Originally Posted by
dengidog
VERY IMPORTANT: you cannot ride on the cuotas (toll roads). In the Guia Roji maps, they´re usually marked with a "D." So if you take the advice of another poster, please double check 40D before planning on riding it. There´s a blog where a couple of women just rode around the casetas (toll shacks) and pretended they didn´t know any better, but I wouldn´t do it. You don´t want to be partially down the road and forced to turn back. When you see signs at splits in the road and one says "cuota" and the other says "libre" (free), you have to take the libre if on bike.

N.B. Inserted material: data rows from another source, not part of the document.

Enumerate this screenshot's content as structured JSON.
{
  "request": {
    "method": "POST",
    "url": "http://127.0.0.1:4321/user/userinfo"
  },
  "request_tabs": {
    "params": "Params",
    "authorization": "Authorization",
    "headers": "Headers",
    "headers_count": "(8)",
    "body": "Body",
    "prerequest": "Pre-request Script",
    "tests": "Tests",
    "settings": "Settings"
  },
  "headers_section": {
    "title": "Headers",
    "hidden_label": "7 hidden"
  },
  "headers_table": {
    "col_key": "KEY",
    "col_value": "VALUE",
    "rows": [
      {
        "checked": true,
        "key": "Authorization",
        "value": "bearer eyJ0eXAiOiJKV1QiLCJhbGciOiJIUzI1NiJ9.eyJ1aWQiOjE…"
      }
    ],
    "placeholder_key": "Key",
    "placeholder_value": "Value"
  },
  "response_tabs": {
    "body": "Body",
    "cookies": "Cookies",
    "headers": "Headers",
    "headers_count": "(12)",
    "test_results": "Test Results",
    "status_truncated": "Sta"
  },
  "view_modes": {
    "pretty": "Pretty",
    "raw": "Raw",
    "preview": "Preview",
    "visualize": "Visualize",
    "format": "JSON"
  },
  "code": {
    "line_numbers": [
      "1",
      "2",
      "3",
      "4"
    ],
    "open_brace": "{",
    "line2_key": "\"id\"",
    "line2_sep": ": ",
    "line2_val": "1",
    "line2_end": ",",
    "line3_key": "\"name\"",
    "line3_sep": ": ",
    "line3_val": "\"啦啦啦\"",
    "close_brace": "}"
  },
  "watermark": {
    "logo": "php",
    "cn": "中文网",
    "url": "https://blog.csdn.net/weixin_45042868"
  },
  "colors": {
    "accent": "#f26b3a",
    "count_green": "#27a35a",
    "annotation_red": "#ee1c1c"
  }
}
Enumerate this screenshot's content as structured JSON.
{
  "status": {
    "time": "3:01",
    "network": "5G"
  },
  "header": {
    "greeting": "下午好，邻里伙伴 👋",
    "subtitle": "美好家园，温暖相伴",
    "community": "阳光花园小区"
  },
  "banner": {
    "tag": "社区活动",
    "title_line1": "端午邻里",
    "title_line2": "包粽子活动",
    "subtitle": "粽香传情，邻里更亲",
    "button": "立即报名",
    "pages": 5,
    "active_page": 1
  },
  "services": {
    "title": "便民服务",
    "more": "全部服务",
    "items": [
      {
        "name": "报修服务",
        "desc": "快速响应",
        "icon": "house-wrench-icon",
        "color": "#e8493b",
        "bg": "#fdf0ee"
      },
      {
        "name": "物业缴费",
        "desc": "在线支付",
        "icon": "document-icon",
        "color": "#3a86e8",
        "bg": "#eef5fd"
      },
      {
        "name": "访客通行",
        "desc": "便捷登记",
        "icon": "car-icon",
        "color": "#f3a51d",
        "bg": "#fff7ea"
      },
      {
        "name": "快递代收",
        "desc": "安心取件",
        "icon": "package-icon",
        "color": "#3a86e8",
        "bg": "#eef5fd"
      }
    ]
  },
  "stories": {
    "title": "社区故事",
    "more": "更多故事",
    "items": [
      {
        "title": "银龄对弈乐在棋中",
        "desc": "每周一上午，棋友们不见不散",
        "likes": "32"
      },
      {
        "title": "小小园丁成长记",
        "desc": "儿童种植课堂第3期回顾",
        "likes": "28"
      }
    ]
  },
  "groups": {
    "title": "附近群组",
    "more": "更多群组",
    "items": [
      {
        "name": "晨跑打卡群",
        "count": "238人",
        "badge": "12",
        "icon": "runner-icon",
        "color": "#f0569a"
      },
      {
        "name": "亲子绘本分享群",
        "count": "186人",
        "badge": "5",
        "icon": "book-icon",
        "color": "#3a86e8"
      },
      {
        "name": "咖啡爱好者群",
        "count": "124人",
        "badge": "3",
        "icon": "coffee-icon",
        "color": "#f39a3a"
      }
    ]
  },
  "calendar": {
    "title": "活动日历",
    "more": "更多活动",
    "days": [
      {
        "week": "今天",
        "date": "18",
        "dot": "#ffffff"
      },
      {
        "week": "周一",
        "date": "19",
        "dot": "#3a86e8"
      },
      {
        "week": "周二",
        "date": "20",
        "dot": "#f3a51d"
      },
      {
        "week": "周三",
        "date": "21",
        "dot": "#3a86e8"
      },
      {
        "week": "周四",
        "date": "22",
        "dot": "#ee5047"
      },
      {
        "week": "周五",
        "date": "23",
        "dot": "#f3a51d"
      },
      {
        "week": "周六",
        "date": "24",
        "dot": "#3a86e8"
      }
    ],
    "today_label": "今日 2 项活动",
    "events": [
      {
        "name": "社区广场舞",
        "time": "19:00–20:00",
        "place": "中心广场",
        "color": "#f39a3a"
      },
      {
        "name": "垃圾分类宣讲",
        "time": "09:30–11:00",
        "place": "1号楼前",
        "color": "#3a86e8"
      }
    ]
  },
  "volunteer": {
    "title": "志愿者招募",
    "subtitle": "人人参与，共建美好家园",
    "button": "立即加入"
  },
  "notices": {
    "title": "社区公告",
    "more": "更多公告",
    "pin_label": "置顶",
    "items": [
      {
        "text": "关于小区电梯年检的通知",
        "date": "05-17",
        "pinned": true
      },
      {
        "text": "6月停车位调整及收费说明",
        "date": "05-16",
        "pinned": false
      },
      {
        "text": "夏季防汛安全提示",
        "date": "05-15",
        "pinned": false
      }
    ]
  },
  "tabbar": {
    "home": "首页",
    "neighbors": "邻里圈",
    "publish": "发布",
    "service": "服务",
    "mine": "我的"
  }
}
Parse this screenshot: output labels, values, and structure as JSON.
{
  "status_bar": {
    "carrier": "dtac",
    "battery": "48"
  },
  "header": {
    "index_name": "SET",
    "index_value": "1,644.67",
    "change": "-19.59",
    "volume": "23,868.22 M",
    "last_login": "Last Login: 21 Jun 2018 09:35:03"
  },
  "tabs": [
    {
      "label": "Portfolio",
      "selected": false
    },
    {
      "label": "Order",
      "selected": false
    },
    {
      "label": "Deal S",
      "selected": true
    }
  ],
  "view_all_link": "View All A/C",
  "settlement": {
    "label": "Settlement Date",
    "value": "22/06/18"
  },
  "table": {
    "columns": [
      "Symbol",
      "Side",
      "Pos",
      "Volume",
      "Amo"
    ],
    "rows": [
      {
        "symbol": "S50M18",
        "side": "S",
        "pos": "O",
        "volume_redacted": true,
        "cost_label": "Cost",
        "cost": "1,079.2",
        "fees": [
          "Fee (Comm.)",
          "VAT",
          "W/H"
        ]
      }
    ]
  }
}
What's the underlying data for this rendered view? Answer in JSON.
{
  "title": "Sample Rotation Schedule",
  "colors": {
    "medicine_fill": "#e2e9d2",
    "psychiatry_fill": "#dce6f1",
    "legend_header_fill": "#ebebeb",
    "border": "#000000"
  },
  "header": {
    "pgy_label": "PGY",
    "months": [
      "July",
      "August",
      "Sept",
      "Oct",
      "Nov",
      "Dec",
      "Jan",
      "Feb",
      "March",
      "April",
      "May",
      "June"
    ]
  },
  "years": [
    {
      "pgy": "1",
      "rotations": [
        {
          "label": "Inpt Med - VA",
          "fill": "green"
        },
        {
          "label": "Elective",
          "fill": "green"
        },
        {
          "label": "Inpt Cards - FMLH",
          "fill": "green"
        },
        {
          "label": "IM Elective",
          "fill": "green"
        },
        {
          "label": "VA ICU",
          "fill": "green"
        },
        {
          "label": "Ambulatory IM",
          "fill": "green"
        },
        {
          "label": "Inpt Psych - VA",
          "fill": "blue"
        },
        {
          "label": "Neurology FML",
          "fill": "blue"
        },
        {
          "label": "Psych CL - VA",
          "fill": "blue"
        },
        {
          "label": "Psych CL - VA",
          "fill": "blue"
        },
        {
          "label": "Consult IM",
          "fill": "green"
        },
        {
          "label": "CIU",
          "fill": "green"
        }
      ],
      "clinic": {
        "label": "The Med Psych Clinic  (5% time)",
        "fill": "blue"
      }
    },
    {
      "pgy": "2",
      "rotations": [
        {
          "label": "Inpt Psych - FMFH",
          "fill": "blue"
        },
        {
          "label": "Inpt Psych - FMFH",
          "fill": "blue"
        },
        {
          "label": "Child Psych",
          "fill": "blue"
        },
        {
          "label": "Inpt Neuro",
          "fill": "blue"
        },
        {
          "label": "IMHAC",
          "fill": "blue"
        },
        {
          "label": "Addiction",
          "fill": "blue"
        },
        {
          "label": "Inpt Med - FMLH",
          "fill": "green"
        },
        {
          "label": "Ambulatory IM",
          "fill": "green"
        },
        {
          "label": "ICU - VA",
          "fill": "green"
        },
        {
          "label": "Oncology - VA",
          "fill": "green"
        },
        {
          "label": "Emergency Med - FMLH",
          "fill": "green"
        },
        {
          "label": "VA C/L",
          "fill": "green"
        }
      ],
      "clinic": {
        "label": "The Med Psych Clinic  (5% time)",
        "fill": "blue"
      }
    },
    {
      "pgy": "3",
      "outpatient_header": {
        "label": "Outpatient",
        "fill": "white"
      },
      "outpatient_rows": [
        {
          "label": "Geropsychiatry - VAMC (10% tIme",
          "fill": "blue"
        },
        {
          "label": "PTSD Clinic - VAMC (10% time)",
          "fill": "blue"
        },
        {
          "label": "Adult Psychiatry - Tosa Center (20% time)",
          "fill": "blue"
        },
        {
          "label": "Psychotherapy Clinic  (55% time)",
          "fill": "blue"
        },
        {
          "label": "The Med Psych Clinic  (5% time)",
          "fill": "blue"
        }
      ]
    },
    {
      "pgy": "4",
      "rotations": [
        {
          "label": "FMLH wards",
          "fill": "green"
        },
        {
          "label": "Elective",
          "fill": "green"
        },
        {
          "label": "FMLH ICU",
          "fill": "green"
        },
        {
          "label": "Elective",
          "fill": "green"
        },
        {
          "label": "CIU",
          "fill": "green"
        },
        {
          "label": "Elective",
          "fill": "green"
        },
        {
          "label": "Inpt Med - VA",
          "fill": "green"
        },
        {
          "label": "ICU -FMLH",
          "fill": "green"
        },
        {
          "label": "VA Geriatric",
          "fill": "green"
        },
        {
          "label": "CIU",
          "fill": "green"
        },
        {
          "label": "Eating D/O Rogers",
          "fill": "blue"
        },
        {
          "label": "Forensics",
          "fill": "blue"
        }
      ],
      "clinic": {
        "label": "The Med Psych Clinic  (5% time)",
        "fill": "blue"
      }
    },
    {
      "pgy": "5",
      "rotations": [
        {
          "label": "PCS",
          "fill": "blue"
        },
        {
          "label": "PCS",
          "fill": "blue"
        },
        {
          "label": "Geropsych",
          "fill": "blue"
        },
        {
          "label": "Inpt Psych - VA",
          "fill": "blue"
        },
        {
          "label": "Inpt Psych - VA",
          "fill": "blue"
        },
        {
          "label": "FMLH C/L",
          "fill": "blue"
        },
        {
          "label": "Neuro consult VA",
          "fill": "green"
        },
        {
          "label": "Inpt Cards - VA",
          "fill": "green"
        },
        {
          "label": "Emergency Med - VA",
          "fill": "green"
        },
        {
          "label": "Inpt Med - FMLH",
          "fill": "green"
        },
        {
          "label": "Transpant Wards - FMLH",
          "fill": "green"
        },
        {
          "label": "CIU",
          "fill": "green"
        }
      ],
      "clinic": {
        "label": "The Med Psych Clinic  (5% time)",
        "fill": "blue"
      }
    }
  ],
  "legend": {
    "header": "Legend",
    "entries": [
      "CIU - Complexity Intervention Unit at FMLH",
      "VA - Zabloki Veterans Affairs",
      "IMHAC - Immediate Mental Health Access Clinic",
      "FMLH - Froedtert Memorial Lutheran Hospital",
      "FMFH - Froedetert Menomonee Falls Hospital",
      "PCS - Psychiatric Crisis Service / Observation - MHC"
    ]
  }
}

This is a 7 month old thread.
My only cuota experience was about 8 years ago in the state of Michoacan. A knowledgeable woman in the tourist office in Patzcuaro urged us to ride our bikes on the toll road to Uruapan instead of the old, free road. (BTW, that particular toll road is only a 2-lane road.) She said the old road had more traffic, especially more trucks, more curves, was narrower, and overall was less safe for cyclists, she felt. We took her advice and had no problems at all riding our bikes on it. At the toll plaza, we were told to walk our bikes on the sidewalk so we wouldn't trip the sensors, but otherwise nobody seemed the slightest bit surprised that we were on bikes. We were not asked to pay a toll. A police car passed us while we were riding and ignored us.